We weren’t alone in thinking that something was missing and that capturing this approach to local need and individual social conscience would be essential in giving us flexibility to suit our individual purpose. To that end, Red Kite decided to work together with other locally based Housing Associations and Tpas to commission the guide. It’s reassuring to work in partnership with those who are as passionate about their customers and social purpose as we are. It is an acknowledgement that being true to your purpose is more than a commercial assessment of alternative proposals. Our intentions are based on charitable principles that are not about taking all decisions to maximise profit but are rooted firmly in the local community. We will not follow some in the sector that have abandoned these principles and values, and we need to make sure that recent changes to Government housing policy are not detrimental to our social purpose, but sympathetic and deliverable alongside what we see as our core reason for being. We are determined that Government policy change that refocuses spending on their own priority areas doesn’t deter us from focusing our efforts to help those who need truly affordable housing. We are willing to be creative to deliver the best outcomes for our customers and the objectives of the sector, and as an independent business we must be allowed to operate as such, as does the rest of the charitable sector.
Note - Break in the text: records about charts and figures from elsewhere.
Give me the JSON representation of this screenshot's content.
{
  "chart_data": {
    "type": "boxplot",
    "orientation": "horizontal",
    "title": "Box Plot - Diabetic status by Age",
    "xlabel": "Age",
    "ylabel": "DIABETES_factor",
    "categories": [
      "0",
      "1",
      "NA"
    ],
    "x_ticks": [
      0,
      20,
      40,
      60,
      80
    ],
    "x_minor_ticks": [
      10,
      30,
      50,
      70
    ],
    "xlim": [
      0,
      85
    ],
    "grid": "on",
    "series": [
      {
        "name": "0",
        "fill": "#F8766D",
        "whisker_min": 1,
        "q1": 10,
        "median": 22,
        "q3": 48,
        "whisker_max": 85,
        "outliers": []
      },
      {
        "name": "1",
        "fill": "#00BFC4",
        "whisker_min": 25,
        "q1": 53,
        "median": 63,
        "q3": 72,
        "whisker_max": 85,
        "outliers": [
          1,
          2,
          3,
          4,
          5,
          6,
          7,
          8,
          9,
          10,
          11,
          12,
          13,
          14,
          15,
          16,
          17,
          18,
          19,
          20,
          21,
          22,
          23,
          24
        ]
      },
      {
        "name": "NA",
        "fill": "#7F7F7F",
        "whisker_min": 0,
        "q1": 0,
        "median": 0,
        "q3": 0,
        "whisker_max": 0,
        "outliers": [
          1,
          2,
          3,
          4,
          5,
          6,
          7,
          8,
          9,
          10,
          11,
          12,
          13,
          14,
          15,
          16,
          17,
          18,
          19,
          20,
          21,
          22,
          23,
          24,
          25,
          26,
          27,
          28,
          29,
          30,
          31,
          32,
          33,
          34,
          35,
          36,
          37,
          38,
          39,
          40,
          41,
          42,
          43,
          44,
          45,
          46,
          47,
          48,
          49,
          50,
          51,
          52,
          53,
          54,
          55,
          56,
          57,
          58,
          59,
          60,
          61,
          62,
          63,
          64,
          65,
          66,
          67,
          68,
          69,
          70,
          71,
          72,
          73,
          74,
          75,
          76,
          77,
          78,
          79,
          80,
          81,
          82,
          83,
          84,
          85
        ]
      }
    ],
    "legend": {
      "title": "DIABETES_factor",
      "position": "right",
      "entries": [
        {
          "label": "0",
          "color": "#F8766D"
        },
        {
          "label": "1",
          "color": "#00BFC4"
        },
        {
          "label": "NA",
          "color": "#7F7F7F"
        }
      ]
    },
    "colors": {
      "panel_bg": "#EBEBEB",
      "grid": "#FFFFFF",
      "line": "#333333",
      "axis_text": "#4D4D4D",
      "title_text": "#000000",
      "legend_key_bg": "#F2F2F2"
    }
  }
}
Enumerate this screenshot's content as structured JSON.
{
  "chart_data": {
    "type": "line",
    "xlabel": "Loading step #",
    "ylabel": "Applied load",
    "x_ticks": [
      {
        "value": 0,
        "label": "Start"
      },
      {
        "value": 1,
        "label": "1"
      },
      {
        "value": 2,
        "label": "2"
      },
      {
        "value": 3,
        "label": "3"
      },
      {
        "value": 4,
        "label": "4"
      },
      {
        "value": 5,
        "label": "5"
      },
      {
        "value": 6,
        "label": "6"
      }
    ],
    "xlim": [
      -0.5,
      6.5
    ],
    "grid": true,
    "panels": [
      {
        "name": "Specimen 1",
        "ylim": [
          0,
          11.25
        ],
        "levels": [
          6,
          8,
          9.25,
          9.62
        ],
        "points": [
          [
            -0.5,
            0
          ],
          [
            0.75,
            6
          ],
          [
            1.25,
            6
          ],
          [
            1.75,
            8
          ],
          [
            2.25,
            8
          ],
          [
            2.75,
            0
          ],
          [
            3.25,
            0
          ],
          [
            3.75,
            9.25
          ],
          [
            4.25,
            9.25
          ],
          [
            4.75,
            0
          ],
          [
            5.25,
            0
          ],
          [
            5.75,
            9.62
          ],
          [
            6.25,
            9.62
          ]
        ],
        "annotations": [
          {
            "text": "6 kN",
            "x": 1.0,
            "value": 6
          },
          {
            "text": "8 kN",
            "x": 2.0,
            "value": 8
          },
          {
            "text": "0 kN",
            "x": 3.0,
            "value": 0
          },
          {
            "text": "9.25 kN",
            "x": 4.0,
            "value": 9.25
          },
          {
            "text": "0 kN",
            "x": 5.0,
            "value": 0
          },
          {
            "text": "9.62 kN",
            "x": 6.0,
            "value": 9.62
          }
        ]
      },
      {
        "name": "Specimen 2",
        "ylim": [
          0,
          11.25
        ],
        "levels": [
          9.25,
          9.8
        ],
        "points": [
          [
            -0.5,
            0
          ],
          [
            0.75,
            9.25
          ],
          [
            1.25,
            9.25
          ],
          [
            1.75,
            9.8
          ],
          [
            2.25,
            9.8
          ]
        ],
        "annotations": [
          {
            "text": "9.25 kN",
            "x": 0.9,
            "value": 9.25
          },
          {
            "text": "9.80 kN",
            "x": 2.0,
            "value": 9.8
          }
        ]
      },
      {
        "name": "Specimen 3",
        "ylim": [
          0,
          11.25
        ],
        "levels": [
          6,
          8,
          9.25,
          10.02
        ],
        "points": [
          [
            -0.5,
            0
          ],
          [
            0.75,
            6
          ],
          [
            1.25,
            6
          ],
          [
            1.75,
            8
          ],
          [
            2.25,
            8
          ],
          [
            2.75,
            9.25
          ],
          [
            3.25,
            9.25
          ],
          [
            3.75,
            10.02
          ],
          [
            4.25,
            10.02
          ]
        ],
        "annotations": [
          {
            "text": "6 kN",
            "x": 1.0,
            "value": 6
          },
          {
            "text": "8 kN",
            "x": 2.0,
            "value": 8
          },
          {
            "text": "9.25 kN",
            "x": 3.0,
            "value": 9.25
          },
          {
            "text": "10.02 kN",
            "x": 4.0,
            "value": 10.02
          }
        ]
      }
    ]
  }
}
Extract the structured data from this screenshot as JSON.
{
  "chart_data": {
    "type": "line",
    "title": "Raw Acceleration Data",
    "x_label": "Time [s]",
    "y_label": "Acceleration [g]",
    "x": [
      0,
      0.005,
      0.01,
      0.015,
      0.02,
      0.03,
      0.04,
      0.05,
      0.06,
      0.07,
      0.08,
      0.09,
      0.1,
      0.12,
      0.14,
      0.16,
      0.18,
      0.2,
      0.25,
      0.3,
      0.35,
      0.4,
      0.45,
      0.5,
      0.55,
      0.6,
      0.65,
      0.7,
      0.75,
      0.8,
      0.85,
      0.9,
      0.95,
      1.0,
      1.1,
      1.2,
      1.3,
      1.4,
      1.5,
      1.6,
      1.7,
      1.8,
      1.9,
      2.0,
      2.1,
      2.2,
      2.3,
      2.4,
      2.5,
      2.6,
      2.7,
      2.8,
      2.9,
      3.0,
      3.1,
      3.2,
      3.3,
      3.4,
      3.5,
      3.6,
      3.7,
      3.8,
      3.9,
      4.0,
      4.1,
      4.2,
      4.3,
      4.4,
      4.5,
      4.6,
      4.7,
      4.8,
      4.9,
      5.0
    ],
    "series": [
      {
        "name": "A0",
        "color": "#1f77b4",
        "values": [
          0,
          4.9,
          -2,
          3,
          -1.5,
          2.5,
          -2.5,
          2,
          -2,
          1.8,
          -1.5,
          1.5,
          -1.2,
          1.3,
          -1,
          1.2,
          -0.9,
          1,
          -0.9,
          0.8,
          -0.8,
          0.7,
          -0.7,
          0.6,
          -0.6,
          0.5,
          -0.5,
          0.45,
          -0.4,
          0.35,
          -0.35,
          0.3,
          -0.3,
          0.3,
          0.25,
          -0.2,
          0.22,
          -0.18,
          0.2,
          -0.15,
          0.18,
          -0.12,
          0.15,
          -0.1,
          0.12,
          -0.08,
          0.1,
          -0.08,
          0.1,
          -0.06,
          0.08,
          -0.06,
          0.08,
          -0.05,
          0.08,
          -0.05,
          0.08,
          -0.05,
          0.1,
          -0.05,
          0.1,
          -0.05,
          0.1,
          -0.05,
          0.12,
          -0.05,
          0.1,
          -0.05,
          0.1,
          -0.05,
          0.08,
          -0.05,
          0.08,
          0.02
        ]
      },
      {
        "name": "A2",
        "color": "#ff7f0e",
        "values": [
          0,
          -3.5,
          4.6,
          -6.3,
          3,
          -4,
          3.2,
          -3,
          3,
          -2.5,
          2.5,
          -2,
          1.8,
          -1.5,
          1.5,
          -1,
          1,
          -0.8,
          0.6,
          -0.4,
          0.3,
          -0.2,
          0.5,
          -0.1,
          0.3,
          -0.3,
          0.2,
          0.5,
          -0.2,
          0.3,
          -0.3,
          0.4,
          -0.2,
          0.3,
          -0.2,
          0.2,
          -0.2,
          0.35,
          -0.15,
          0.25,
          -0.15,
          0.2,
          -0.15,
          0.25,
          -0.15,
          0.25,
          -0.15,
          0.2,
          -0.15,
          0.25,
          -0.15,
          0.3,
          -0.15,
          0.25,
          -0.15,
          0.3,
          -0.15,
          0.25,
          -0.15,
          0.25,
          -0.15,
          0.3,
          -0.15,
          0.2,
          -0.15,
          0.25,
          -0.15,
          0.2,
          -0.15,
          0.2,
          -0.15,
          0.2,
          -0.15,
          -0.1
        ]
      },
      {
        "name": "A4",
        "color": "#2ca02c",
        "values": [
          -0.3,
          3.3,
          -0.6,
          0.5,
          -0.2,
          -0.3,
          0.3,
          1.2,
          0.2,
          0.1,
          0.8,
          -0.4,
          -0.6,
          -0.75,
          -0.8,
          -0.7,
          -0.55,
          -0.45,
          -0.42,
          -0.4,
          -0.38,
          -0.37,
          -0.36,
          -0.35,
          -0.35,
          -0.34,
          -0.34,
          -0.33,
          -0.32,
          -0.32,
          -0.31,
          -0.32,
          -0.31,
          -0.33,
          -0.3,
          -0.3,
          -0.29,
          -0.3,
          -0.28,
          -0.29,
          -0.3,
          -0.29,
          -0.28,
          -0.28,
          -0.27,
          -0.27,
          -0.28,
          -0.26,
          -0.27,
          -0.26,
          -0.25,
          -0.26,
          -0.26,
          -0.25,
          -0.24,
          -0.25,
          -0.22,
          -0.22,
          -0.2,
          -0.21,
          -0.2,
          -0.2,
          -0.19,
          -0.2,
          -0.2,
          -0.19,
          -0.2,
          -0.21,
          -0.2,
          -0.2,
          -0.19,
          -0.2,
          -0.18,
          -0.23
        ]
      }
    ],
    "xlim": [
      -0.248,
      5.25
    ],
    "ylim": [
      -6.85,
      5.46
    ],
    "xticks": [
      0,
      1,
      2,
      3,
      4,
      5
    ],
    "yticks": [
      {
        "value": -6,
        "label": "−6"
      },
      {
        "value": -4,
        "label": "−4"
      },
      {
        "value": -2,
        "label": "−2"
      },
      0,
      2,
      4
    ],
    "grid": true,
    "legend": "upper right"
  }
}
Merging for the sake of giving leverage to another widely geographically spread organisation that is not able to borrow against its own assets, to develop outside of our community is neither attractive, nor does it advance our objectives of providing affordable homes that our community needs. Likewise, only developing homes that achieve a high rate of return, does not meet the needs of those on the lowest incomes, who need a subsidised rent. Redeveloping areas in a way that drives out local people, is not regeneration, but it might generate a greater financial return that some seem to value over their communities. We are here because our customers voted for something different and we are delivering it, regardless of the challenges we face.
We believe in standing up and being counted in line with our values and mission. There are better ways of radically changing our sector for the better, and our sincere hope is that the Government focuses more on what could be achieved by allowing people to choose their landlord, who they connect with and who helps them to reach their potential.
Doing so would allow well run and community-focused organisations to compete against the large and increasingly faceless national providers for customers based on good old fashioned service, cost and trust. For many of our customers, it is not just about themselves, but they are also worried about where future generations live and therefore, their community and the availability of affordable housing options are really important. We are a young organisation but our brand is growing stronger day by day as our community sees and values our purpose. Mergers have their place, absolutely, but for an organisation such as ours which exists for local people, they can only truly work if they further the aspirations and needs of our shareholding members, customers and our local communities.